Smart Peat Production Benefits the Climate
Allocating production to previously ditched peatlands is a good solution from the climate change perspective. Peat in ditched peatlands gradually oxidizes, releasing greenhouse gas carbon dioxide into the atmosphere. When used for energy, the same carbon dioxide is released in boilers when peat is extracted from those drained areas. Peat is used for electricity and/or heat production instead of simply escaping into the air.
Moreover, if peat is used in a combined heat and power (CHP) plant and co-fueled with wood fuels, then the use of wood fuels becomes more efficient. This is because of the different properties of the fuels.
The land area underneath peatland is available for other uses after peat is extracted. Those areas are typically reforested, used for agriculture or rewetted. New vegetation absorbs carbon dioxide and a carbon sink is formed again on the former peatland site.
Life-cycle assessments indicate that peat produced under these principles may be superior to coal from the climate perspective: the carbon dioxide emissions, based on measurements taken at the top of the boiler chimney, are similar, but when you account for peat production areas turning into carbon sinks, the peat’s CO2 emissions lifecycle can be lower than coal’s.

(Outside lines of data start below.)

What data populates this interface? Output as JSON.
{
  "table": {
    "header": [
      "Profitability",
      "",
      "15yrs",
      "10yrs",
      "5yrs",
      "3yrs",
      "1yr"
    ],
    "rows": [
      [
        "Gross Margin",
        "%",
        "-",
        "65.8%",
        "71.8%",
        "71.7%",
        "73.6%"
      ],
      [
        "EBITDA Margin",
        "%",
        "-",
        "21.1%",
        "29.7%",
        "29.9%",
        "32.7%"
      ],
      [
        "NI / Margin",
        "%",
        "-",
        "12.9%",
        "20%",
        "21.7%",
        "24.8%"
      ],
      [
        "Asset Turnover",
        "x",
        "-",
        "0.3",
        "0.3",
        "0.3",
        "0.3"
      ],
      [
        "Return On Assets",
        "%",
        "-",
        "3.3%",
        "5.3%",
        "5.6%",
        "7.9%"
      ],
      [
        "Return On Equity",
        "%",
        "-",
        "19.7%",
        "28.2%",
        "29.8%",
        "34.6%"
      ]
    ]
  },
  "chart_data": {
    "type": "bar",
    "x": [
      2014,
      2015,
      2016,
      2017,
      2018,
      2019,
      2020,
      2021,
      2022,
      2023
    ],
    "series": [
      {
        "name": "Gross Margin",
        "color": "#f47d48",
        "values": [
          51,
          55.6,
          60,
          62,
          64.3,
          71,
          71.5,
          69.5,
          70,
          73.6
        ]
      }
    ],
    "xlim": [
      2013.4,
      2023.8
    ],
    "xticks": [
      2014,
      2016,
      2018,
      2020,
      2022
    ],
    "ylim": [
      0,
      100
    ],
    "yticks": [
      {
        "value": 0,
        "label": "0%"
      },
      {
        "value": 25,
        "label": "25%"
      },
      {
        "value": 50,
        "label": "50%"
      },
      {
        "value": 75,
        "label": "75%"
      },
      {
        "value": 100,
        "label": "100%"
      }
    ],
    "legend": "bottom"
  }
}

Studies on the subject include the PhD thesis of Dr. Sanni Väisänen, Lappeenranta University of Technology in Finland. According to comparison of the life-cycle greenhouse gas emissions of different energy sources, the climate impact of energy peat extracted from previously dried eutrophic peatland rich in nutrients is 72.7 g CO2-eq/MJ based on a lifecycle analysis (LCA), which contrasts with the combustion emission figure of 107.5. For reference, the LCA value for coal is 111 g CO2-eq/MJ. Swedish studies show even lower results for peat taken from forestry drained peatlands.
Peat extraction is operated under strict environmental licences issued by national environmental authorities. New environmental protection methods are continuously being researched and developed together with environmental authorities, research institutions and universities.